At the mid-second larval instar, the AMPs are reactivated, exit the quiescent state and enter proliferation to provide the myoblasts that form the adult muscles. The important question is to understand what regulates the transition from a quiescent to an activated state. Aradhya et al. ^[52][53] showed that the AMP reactivation is driven by the neighboring muscles, which provide insulin-like peptide 6 (dilp6) to activate the insulin pathway in the AMPs. Filopodia of muscle-associated AMPs facilitate reception of the dilp6 signal from the muscle niche. Subsequently, insulin signaling triggers the Notch pathway in a ligand-independent way, involving the ubiquitin ligase Deltex. Genetic epistasis revealed that AMP proliferation is induced by dMyc, acting downstream of Notch. Thus, the AMPs reactivation requires a nutrient-dependent switch that is sensed by cell processes reaching the surrounding muscles ^[54][55].

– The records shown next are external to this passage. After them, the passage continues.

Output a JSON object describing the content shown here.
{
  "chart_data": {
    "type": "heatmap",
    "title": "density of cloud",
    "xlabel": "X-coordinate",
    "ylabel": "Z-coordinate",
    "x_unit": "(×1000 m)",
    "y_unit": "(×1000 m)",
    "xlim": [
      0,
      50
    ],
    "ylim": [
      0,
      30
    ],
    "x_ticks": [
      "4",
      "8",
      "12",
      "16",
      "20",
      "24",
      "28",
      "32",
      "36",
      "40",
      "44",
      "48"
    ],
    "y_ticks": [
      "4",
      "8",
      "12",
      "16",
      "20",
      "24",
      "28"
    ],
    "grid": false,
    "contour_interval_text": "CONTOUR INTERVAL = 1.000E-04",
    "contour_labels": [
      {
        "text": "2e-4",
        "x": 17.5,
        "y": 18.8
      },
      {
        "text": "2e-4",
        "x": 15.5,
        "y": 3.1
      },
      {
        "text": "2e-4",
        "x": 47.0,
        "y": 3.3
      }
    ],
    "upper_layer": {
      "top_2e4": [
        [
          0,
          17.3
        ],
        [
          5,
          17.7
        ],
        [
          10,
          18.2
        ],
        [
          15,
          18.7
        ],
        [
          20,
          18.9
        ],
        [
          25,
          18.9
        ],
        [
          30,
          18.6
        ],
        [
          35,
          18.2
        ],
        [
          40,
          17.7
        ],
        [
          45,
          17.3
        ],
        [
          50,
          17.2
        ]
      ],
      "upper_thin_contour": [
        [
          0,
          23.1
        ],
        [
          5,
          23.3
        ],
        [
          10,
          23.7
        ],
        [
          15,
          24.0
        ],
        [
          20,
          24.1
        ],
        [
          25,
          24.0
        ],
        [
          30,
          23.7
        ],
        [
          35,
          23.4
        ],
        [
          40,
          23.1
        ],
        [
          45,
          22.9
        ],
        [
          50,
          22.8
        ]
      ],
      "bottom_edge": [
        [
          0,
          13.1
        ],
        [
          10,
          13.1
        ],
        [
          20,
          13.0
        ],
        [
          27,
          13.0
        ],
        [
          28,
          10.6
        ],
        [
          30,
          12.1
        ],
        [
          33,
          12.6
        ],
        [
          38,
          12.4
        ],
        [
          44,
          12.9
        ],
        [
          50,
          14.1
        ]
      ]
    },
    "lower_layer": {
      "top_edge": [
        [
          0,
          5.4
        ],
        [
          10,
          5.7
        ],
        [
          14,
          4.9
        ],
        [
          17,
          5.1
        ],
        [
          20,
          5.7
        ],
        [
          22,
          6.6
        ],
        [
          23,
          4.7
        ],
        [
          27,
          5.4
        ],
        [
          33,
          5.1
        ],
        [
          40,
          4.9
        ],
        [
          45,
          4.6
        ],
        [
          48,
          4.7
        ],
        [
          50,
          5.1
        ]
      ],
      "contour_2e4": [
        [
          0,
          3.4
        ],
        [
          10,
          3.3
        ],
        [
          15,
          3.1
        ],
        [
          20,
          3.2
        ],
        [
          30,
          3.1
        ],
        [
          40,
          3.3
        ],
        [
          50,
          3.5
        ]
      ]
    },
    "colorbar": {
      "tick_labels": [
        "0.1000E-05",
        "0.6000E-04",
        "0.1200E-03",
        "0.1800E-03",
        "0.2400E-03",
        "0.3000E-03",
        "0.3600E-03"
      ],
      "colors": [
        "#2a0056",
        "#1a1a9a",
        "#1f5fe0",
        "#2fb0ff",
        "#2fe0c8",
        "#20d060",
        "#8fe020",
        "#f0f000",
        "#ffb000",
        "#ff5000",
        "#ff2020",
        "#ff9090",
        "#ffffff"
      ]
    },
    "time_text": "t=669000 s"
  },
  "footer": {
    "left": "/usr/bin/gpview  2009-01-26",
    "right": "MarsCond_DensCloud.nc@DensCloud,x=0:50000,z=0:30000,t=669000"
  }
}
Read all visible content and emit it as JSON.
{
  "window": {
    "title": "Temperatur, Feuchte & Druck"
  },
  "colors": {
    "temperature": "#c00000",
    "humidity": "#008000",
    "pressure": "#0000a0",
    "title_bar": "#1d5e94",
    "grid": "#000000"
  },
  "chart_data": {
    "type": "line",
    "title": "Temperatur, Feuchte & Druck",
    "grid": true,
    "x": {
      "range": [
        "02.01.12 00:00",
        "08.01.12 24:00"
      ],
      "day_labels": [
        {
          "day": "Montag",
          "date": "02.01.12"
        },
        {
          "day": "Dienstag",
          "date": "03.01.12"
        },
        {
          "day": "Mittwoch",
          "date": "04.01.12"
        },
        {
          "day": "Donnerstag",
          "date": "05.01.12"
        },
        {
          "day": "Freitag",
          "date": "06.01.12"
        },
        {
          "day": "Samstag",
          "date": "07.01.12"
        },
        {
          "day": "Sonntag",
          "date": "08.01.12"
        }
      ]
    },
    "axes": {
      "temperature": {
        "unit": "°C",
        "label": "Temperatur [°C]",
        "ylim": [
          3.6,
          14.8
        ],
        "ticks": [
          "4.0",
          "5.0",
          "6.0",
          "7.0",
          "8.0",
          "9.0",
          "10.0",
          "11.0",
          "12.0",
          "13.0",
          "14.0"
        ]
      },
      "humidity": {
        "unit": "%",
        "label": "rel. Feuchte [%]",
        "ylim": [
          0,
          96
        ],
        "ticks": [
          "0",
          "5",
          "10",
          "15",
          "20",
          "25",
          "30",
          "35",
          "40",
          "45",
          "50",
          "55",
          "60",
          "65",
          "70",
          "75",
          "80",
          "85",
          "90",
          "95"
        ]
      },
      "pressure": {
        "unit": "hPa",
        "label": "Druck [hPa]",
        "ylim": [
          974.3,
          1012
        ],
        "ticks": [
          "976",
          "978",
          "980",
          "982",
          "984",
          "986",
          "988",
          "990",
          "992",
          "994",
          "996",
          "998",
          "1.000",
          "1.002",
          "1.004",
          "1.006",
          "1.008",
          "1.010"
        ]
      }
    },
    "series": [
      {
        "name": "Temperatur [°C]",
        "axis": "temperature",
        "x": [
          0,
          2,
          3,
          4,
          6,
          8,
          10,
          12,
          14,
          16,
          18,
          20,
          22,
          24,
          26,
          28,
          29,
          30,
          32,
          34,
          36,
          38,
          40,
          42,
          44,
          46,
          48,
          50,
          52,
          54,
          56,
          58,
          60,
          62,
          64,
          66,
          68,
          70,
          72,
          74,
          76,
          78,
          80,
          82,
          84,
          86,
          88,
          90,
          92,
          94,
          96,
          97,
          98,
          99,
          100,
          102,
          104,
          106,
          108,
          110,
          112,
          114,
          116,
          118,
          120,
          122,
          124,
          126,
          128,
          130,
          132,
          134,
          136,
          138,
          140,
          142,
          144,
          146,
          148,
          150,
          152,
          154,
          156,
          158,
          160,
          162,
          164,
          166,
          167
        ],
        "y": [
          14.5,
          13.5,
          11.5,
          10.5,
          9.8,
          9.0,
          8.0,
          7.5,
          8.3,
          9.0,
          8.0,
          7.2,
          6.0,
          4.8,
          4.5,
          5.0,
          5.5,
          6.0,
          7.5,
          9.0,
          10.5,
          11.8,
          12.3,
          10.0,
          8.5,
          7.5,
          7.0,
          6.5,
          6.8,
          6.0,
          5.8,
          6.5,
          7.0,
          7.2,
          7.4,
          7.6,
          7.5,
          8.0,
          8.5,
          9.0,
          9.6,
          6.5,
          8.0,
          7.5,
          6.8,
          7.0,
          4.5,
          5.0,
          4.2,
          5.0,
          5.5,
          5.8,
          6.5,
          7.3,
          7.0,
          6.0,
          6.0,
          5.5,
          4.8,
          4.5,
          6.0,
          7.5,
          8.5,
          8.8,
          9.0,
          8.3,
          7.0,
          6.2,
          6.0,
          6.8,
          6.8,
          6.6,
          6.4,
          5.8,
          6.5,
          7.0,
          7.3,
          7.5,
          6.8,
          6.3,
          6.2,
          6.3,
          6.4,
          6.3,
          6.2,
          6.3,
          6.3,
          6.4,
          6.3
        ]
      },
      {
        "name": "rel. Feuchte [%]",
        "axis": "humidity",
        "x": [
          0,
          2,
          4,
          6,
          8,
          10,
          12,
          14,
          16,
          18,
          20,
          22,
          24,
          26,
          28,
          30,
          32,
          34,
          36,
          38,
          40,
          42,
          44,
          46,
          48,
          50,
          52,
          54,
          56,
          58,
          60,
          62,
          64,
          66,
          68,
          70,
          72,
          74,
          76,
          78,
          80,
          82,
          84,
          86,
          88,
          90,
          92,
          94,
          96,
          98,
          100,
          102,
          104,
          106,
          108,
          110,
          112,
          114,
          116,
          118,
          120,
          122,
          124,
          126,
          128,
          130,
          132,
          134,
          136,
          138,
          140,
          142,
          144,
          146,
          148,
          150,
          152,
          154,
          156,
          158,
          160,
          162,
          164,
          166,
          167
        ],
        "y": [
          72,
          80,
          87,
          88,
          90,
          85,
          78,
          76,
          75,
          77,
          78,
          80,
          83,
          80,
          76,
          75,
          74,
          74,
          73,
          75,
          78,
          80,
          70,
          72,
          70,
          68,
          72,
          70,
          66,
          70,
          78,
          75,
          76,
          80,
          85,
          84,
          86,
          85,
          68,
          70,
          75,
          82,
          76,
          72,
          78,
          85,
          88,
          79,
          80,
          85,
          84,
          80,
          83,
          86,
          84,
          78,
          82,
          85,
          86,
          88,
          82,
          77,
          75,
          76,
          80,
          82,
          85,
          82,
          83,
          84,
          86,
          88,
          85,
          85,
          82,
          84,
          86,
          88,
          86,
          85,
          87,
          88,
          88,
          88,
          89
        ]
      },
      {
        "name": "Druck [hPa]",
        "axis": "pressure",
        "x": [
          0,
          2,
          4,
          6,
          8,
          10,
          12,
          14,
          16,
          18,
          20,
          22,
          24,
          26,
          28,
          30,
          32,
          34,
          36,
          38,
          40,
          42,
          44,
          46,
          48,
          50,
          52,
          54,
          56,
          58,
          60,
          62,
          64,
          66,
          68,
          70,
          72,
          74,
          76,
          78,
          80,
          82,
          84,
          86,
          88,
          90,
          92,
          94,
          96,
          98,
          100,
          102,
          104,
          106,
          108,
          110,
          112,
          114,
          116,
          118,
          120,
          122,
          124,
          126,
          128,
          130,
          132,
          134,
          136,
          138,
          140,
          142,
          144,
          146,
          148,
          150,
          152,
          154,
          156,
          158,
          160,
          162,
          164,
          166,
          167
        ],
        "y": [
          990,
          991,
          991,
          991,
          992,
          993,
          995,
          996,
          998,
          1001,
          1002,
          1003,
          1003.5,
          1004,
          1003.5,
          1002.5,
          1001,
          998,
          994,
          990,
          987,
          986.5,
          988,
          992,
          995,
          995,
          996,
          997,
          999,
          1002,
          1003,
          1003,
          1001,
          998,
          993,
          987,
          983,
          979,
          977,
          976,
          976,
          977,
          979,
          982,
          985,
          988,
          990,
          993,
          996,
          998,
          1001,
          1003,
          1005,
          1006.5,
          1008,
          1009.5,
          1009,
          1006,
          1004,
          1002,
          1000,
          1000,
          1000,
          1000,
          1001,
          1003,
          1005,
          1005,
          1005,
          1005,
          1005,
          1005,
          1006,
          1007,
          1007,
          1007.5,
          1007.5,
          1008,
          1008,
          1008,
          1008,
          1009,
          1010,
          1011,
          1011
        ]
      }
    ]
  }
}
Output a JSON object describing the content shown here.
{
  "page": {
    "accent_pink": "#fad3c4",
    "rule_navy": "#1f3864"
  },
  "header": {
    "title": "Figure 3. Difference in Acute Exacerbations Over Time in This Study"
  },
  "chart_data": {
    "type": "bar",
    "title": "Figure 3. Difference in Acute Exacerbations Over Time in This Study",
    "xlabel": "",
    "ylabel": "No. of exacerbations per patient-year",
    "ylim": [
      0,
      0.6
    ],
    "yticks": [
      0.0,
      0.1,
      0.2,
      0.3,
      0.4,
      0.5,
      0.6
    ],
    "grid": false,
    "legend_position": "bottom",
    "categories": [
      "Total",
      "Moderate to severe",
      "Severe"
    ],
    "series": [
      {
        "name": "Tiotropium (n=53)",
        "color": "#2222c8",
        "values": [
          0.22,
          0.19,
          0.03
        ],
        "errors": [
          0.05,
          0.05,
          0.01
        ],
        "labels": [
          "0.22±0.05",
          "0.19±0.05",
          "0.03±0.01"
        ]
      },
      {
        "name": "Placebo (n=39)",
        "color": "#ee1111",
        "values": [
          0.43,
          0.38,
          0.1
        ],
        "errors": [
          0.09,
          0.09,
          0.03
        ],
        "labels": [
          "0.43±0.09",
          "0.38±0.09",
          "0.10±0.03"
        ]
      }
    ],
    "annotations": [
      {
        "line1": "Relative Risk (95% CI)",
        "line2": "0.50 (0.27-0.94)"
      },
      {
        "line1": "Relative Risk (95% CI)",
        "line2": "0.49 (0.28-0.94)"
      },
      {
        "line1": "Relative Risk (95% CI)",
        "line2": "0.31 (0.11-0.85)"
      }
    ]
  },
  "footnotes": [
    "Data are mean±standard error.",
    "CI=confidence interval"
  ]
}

3.3. Interplay between the AMPs and Motor Neurons

Soon after their specification, abdominal AMPs exhibit a round shape and are found in the vicinity of motor axons ^{[26][31][32][55]}[27,32,33,56]. At later embryonic stages, AMPs elongate and send out long cellular processes that follow the main branches of the peripheral nervous system. Lavergne et al. ^[55][56] recently explored further the interactions between AMPs and the navigating motor axons during embryonic development. Using high-resolution imaging, they showed that the AMPs direct their filopodia towards the axons, suggesting that AMP protrusions may play an active role in guiding them. These studies revealed that one motor axon makes the first contact with a dorsolateral AMP (DL-AMP) and then a second contact with a dorsal AMP (D-AMP) before finding its final destination. They further showed that loss or mispositioning of AMPs affects pathfinding, branching and leads to defective muscle innervation. Interestingly the guiding molecules Sidestep and Side IV were found to be specifically expressed in some AMPs, suggesting a putative role in neuron’s pathfinding. This work showed for the first time that the muscle stem cells dynamically interact with the navigating neurons and ultimately contribute to the proper formation of the neuro-muscular system.